Thank you, Chairman Stearns, for holding today’s hearing on the risks consumers face because data brokers like Choice Point and the problems they have had.  We were all shocked to hear that a few criminals were able to set up scams which jeopardized the personal and financial security of hundreds of thousands of people. We need to close the gaps in the law that are putting consumers and their sensitive information at greater risk for privacy invasions, identity theft, and other crimes. 

Stories of security breaches of databases of personal and financial information have been all over the news in the past few weeks.  Most notably, we’ve heard about Choice Point selling personal records of 145,000 people to sham businesses and of con-artists using real accounts and passwords to access 32,000 peoples’ records in LexisNexis’s Seisint database.  My own state of Illinois has already ranked ninth in the nation for identity theft cases, and the fact that 5,025 more residents are at greater risk because of the Choice Point’s fumble and 481 more are because of the LexisNexis’s problem, I am even more troubled by these reports.  Chairman Stearns, being that Florida is fifth in the nation for ID theft, I know you, too, are quite aware of what these breaches can mean for consumers, our constituents.  

While our witnesses will admit that some of the data accessed as a result of the breaches is sensitive personal information – including Social Security numbers and drivers’ license numbers – we are also going to hear disclaimers about how most of the information was from public records.  Downplaying the security breaches does not provide me – or many others – with comfort.  Although the information may be public, when those records are compiled and then linked to other information about consumers, the nature of those records is radically changed.  In fact, the power of aggregated information was one of the driving forces behind the 1974 Privacy Act, which makes it illegal for government agencies to amass the kind of personal information that data brokers do today.   Our congressional predecessors knew that limits were needed to protect the peoples’ privacy from government spying.  What they did not realize was that Big Business would handle the dirty work for Big Brother and that technology would make it possible to gather and store thousands of pieces of personal information which is available with just the click of a mouse.  Despite its power, profit, and reach, the burgeoning data brokerage industry is largely unregulated.  

The lack of regulation is seriously troubling for a number of reasons.  First of all, data brokers sell their information to employers, insurance companies, debt collectors, government agencies, and in some cases, individuals.  They see their role as being “risk mitigators” for their clients.  However, the information they sell could cost people jobs, insurance, the right to vote, or even their lives if the information is sold to a stalker or abusive spouse, for example.  The risk is shifted to defenseless and unaware people – at times, crime victims.  There are no guarantees that the information that data brokers are selling is accurate and, they have few, if any, obligations to consumers to correct it.  Data brokers could “black list” people and there is little victims can do about it.  On top of that, as these recent breaches reveal, the very collection and sale of the information could mean that even more inaccurate information is added to consumers’ records.  Already 750 people who had their information bought by fraudsters from Choice Point have fallen victim to identity theft.  Although Choice Point has promised to help them correct the problems they will incur, it will take these individuals, on average, two years to clear their names.  Even then, we have no guarantees that all their future records will reflect that – and who knows the costs they will incur along the way.   
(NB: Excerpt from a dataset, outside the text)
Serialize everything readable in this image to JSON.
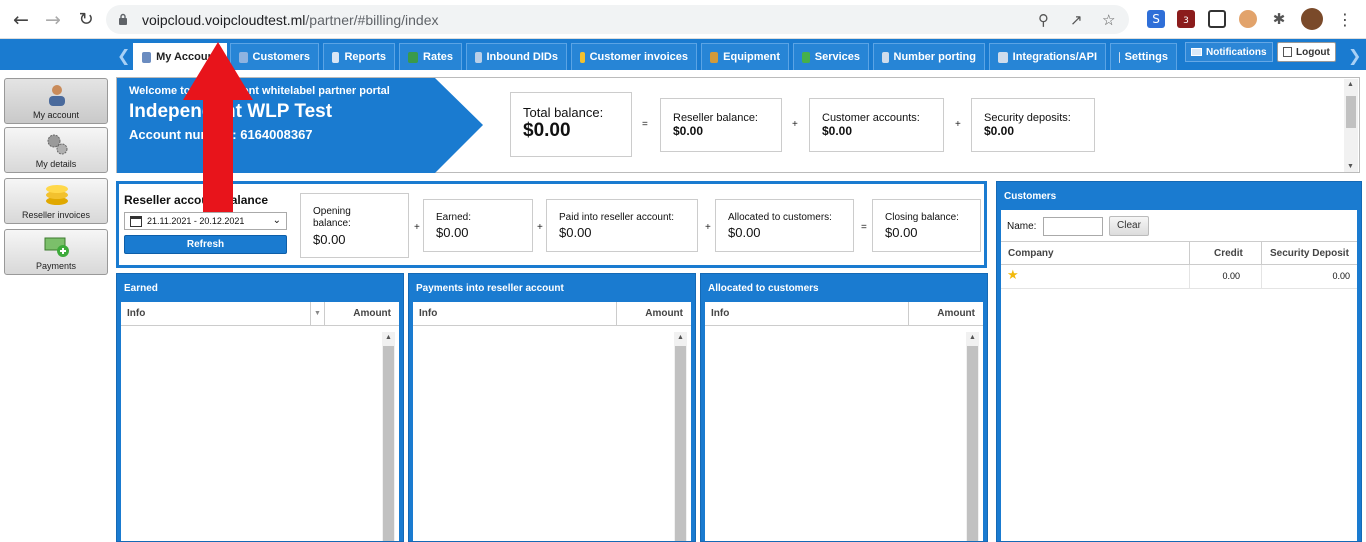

I find the lax security and regulation of data brokers especially disturbing because of the government reliance on them.   One report put the number of government agencies using data brokers at around 7,000 – from local police stations to the Department of Justice with $67 million in contracts with Choice Point in 2004 alone.  Hundreds of millions of dollars are flowing each year from the taxpayers’ pockets and into the data broker’s banks.  While I am troubled by the prospect that the government agencies may be violating the spirit of the 1974 Privacy Act, I am particularly concerned about the fact that they are turning to free-wheeling contractors to get their information.  If we are going to be using taxpayers’ dollars to pay for these services, we need to make sure data brokers are accountable when it comes to the security and the accuracy of the data they are compiling.  People’s very lives are at stake and we do not need a Halliburton of the information industry or another legal black hole through which contractors fall and from which they profit.  

Again, Chairman Stearns, I look forward to working with you and the other members of our committee to do what we can to protect consumers.  Thank you.